WBC世界スーパーフライ級タイトルマッチ

◯王者 シーサケット・ソー・ルンヴィサイ (タイ)
4R KO
●挑戦者 ローマン・ゴンサレス (ニカラグア)

1R: 前戦では1Rから激しい打ち合いとなり、ロマゴンがダウンを奪われる展開となったが、今回はお互いが手の内を分かっているからか静かな立ち上がりに。圧力で上回るシーサケットとそれを捌くロマゴンという構図で試合が進む。大きな展開はないが手数で上回ったシーサケットがこのラウンドを取る。

2R: やはりスーパーフライ級ではロマゴンは体力的に劣勢を強いられ、シーサケットの圧力に下がらされる。1Rから頭がぶつかるシーンがあり、前戦では出血に見舞われたロマゴンはこれを過剰に気にする場面も。終盤には初めて打ち合いとなり、ロマゴンのパンチが的確にヒットする。
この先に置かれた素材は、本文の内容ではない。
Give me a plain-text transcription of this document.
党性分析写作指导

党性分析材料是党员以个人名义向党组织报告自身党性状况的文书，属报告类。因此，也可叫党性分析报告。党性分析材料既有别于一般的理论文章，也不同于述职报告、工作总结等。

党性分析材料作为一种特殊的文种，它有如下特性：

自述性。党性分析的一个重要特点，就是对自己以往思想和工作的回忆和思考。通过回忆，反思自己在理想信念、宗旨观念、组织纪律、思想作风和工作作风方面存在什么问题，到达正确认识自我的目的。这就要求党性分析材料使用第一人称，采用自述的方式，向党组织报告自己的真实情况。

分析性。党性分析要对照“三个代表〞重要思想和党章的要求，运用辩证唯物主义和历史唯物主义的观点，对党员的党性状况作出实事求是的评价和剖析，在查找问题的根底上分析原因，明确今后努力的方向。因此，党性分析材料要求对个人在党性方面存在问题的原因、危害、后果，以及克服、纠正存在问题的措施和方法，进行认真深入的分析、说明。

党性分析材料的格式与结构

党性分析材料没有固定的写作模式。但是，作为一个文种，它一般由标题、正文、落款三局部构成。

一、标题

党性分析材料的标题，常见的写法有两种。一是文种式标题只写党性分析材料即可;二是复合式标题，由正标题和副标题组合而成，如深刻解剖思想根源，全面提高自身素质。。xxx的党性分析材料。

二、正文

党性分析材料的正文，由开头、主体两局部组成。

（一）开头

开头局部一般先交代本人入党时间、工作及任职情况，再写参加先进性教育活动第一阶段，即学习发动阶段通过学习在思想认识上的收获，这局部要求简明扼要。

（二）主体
3R: 2R終盤の打ち合いで火がついたか、前戦を思わせる激しい打ち合いが展開される。ロマゴンのパンチがシーサケットの顔面を捉えるも、タフなシーサケットはそれに怯まず前進を続ける。クリーンヒットを奪ったロマゴンが盛り返したか。

4R: お互いの攻撃が交錯するスリリングな展開の末に、開始30秒ほどでシーサケットの右フックがヒットしてロマゴンがダウン。ダメージが色濃く残るダウンで、すかさずシーサケットが勝負に出る。ほどなくしてシーサケットの右フックがカウンターでモロに入るとロマゴンがバッタリと倒れて、レフェリーが試合をストップ。
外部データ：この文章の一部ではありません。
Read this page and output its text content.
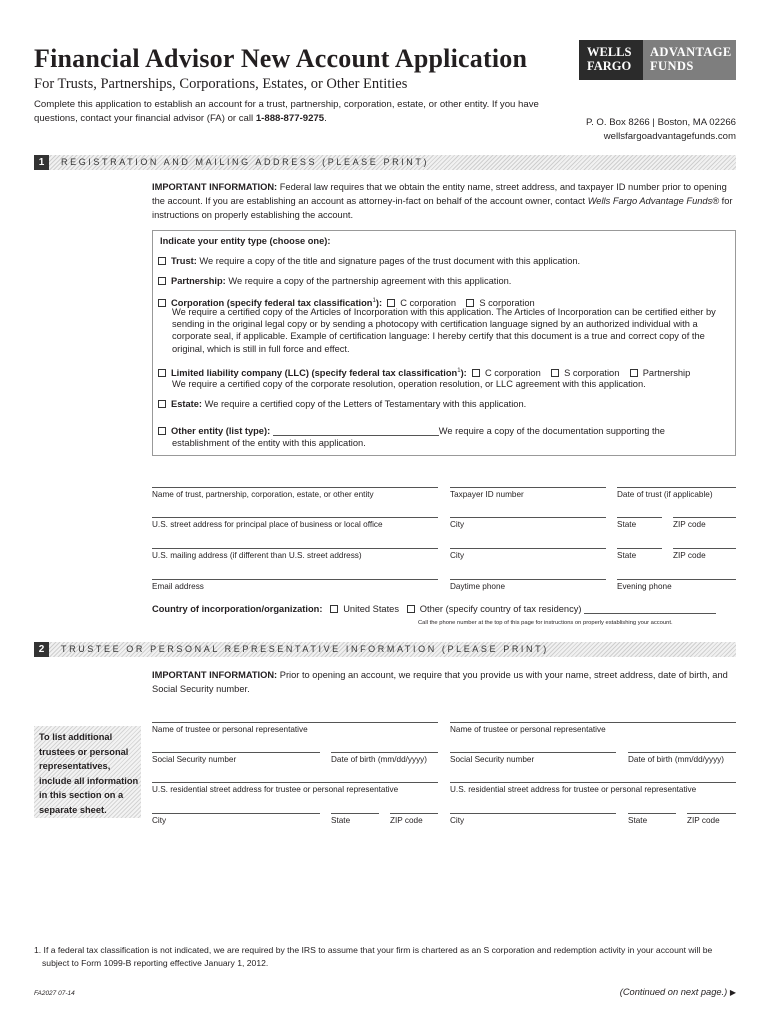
Financial Advisor New Account Application
For Trusts, Partnerships, Corporations, Estates, or Other Entities
Complete this application to establish an account for a trust, partnership, corporation, estate, or other entity. If you have questions, contact your financial advisor (FA) or call 1-888-877-9275.
WELLS
FARGO
ADVANTAGE
FUNDS
P. O. Box 8266 | Boston, MA 02266
wellsfargoadvantagefunds.com
1	REGISTRATION AND MAILING ADDRESS (PLEASE PRINT)
IMPORTANT INFORMATION: Federal law requires that we obtain the entity name, street address, and taxpayer ID number prior to opening the account. If you are establishing an account as attorney-in-fact on behalf of the account owner, contact Wells Fargo Advantage Funds® for instructions on properly establishing the account.
Indicate your entity type (choose one):
Trust: We require a copy of the title and signature pages of the trust document with this application.
Partnership: We require a copy of the partnership agreement with this application.
Corporation (specify federal tax classification$^1$): C corporation	S corporation
We require a certified copy of the Articles of Incorporation with this application. The Articles of Incorporation can be certified either by sending in the original legal copy or by sending a photocopy with certification language signed by an authorized individual with a corporate seal, if applicable. Example of certification language: I hereby certify that this document is a true and correct copy of the original, which is still in full force and effect.
Limited liability company (LLC) (specify federal tax classification$^1$): C corporation	S corporation	Partnership
We require a certified copy of the corporate resolution, operation resolution, or LLC agreement with this application.
Estate: We require a certified copy of the Letters of Testamentary with this application.
Other entity (list type):	We require a copy of the documentation supporting the
establishment of the entity with this application.
Name of trust, partnership, corporation, estate, or other entity	Taxpayer ID number	Date of trust (if applicable)
U.S. street address for principal place of business or local office	City	State	ZIP code
U.S. mailing address (if different than U.S. street address)	City	State	ZIP code
Email address	Daytime phone	Evening phone
Country of incorporation/organization: United States Other (specify country of tax residency)
Call the phone number at the top of this page for instructions on properly establishing your account.
2	TRUSTEE OR PERSONAL REPRESENTATIVE INFORMATION (PLEASE PRINT)
IMPORTANT INFORMATION: Prior to opening an account, we require that you provide us with your name, street address, date of birth, and Social Security number.
To list additional trustees or personal representatives, include all information in this section on a separate sheet.
Name of trustee or personal representative
Social Security number	Date of birth (mm/dd/yyyy)
U.S. residential street address for trustee or personal representative
City	State	ZIP code
Name of trustee or personal representative
Social Security number	Date of birth (mm/dd/yyyy)
U.S. residential street address for trustee or personal representative
City	State	ZIP code
1. If a federal tax classification is not indicated, we are required by the IRS to assume that your firm is chartered as an S corporation and redemption activity in your account will be
subject to Form 1099-B reporting effective January 1, 2012.
FA2027 07-14	(Continued on next page.) ▶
ロマゴンとしてはキャリア初のKO負け。しばらく立ち上がれないほどの衝撃的なKO決着の末にシーサケットがロマゴンを続けざまに退けた。

ロマゴン時代の終焉となる結末に

キャリア46戦全勝と、軽量級の強さの象徴として絶対的な地位を築いてきたローマン・ゴンサレスですが、シーサケットにまさかの連敗を喫しています。

今年3月の初戦では議論が分かれる判定の末に敗れており、実力ではまだロマゴンの方が上回っているのではという声が多かったものの、再戦でシーサケットが文句のつけようのないKO勝利を収めており、ロマゴンにとっては時代の終焉を象徴する敗戦となりました。

かつては「かませ犬ファイター」として負け試合で小銭を稼ぐために来日していたシーサケットが頂点に君臨し、絶対的な王者であるロマゴンがリングに沈む様はボクシングの醍醐味を濃縮した試合とも言えるでしょう。

スーパーフライ級にスポットライトが当てられた異例の今大会は、軽量級が新しい時代に突入したことを強く感じさせる結末に。この試合に勝利したシーサケットは、挑戦者決定戦を制したエストラーダとの対戦が決定しており、今後もスーパーフライ級戦線のストーリーが続いていきます。